The simplest way to solve this problem is with __attribute__((always_inline)), or other compiler-specific overrides.

#ifdef __GNUC__
#define ALWAYS_INLINE __attribute__((always_inline)) inline
#elif defined(_MSC_VER)
#define ALWAYS_INLINE __forceinline inline
#else
#define ALWAYS_INLINE  inline  // cross your fingers
#endif


ALWAYS_INLINE
static inline void sum_template (size_t j, size_t n, double *A, double *c) {
 ...
}

Godbolt proof that it works.

Also, don't forget to use -mtune=haswell, not just -mavx. It's usually a good idea. (However, promising aligned data will stop gcc's default -mavx256-split-unaligned-load tuning from splitting 256-bit loads into 128-bit vmovupd + vinsertf128, so code gen for this function is fine with tune=haswell. But normally you want this for gcc to auto-vectorize any other functions.

You don't really need static along with inline; if a compiler decides not to inline it, it can at least share the same definition across compilation units.

---

Normally gcc decides to inline or not according to function-size heuristics. But even setting -finline-limit=90000 doesn't get gcc to inline with your #pragma omp (How do I force gcc to inline a function?). I had been guessing that gcc didn't realize that constant-propagation after inlining would simplify the conditional, but 90000 "pseudo-instructions" seems plenty big. There could be other heuristics.

Possibly OpenMP sets some per-function stuff differently in ways that could break the optimizer if it let them inline into other functions. Using __attribute__((target("avx"))) stops that function from inlining into functions compiled without AVX (so you can do runtime dispatching safely, without inlining "infecting" other functions with AVX instructions across if(avx) conditions.)

One thing OpenMP does that you don't get with regular auto-vectorization is that reductions can be vectorized without enabling -ffast-math.

Unfortunately OpenMP still doesn't bother to unroll with multiple accumulators or anything to hide FP latency. #pragma omp is a pretty good hint that a loop is actually hot and worth spending code-size on, so gcc should really do that, even without -fprofile-use.

So especially if this ever runs on data that's hot in L2 or L1 cache (or maybe L3), you should do something to get better throughput.

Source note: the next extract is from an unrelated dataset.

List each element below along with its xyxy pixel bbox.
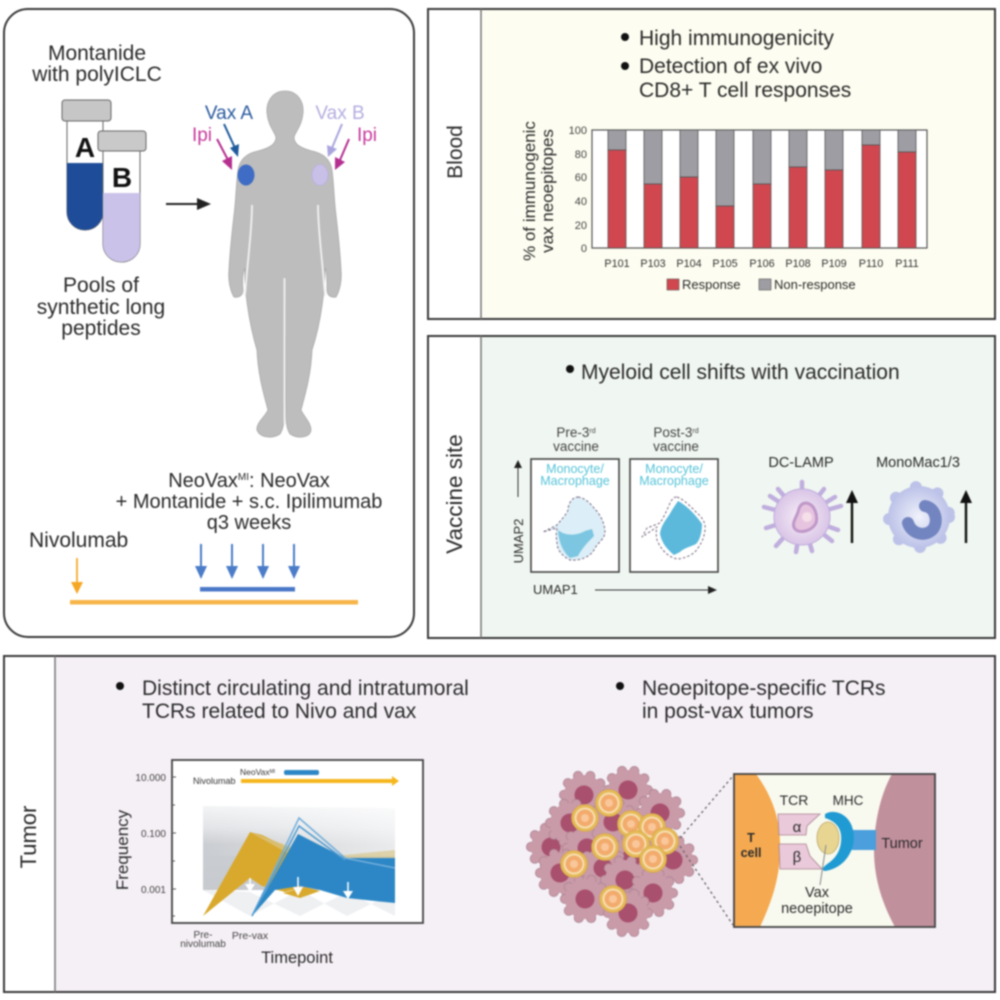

And BTW, alignment isn't usually a huge deal for AVX on Haswell. But 64-byte alignment does matter a lot more in practice for AVX512 on SKX. Like maybe 20% slowdown for misaligned data, instead of a couple %.

(But promising alignment at compile time is a separate issue from actually having your data aligned at runtime. Both are helpful, but promising alignment at compile time makes tighter code with gcc7 and earlier, or on any compiler without AVX.)